Tout cela n’était encore que le prologue ; le vrai ballet, qui avait nom l’Africaine ou le Triomphe de Minerve, commença : on vit, dans un paysage nouveau, se succéder les plus belles filles de la cour, « habillées à l’antique africaine, mais fort court pour ne point nuire à la danse… » — « Leur habit étoit parti de satin rouge, parti de bleu chamarré et quasi-couvert de passement d’or ; elles avoient chacune une masse d’or à la main et pour coiffure une espèce de bourguignote, coupée à jour, renforcée de lamettes d’argent et incarnat et relevée en haut d’une touffe de plumes, qui donnoit une grande grâce à celles qui la portoient. »

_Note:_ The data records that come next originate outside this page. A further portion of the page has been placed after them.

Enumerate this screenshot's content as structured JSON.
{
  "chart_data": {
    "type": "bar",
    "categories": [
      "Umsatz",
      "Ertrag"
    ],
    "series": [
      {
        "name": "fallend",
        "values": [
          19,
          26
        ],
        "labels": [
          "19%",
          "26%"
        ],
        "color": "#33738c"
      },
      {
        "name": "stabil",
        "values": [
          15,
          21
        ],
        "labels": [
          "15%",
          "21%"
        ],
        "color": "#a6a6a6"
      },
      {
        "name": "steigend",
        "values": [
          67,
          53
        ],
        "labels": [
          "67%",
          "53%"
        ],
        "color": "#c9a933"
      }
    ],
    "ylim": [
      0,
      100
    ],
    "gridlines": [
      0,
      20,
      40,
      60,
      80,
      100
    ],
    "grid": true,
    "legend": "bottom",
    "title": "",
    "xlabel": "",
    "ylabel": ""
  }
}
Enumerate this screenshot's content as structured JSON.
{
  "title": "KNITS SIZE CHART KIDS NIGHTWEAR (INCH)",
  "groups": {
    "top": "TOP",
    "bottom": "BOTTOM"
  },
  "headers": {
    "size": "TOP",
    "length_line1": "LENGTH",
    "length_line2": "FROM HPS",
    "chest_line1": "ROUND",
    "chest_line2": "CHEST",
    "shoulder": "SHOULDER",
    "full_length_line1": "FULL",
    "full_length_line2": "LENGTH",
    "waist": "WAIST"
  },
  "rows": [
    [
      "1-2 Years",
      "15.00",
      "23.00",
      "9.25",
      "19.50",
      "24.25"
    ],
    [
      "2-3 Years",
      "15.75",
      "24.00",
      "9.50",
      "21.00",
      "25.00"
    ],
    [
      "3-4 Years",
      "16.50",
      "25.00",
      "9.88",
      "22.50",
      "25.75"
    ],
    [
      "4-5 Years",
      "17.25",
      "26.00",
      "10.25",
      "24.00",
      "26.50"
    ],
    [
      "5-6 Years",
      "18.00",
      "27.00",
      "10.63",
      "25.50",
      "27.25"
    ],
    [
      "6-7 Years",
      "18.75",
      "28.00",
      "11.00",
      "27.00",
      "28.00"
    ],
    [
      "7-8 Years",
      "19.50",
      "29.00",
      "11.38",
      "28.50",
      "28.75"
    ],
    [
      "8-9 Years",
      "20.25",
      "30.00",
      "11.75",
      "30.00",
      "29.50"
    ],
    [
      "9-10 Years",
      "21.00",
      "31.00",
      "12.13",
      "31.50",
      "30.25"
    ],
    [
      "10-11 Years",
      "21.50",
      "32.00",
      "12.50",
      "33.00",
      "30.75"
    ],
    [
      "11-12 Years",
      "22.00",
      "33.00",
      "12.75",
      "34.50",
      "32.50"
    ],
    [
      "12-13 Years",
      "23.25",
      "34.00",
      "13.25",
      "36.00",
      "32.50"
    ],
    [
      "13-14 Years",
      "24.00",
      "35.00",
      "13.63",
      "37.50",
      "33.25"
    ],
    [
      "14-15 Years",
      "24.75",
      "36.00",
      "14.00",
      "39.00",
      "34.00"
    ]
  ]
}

Le premier pas achevé, un berger s’avança, « lequel, comme ramenant ses troupeaux en l’étable au coucher du soleil, sortit des bois en chantant. « Et il chanta des vers que le sieur Malherbe, poète très illustre, avait, pour la circonstance, arrachés à sa veine peu féconde :


Houlette de Louis, houlette de Marie,
« Dont le fatal appui met notre bergerie
Hors du pouvoir des loups :
Vous placer dans les deux, en la même contrée,
Des balances d’Astrée,
Est-ce un prix de vertu qui soit digne de vous ?
................
Aussi dans nos maisons, en nos places publiques,
Ce ne sont que festins, ce ne sont que musiques
De peuples réjouis ;
Et que l’astre du jour ou se lève, ou se couche,
Nous n’avons en la bouche
Que le nom de Marie et le nom de Louis.
................
Un siècle renaîtra comblé d’heur et de joie,
Où le nombre des ans sera la seule voie
D’arriver au trépas :
Tout y sera sans fiel comme au temps de nos pères,
Et même les vipères
Y piqueront sans nuire, ou ne piqueront pas.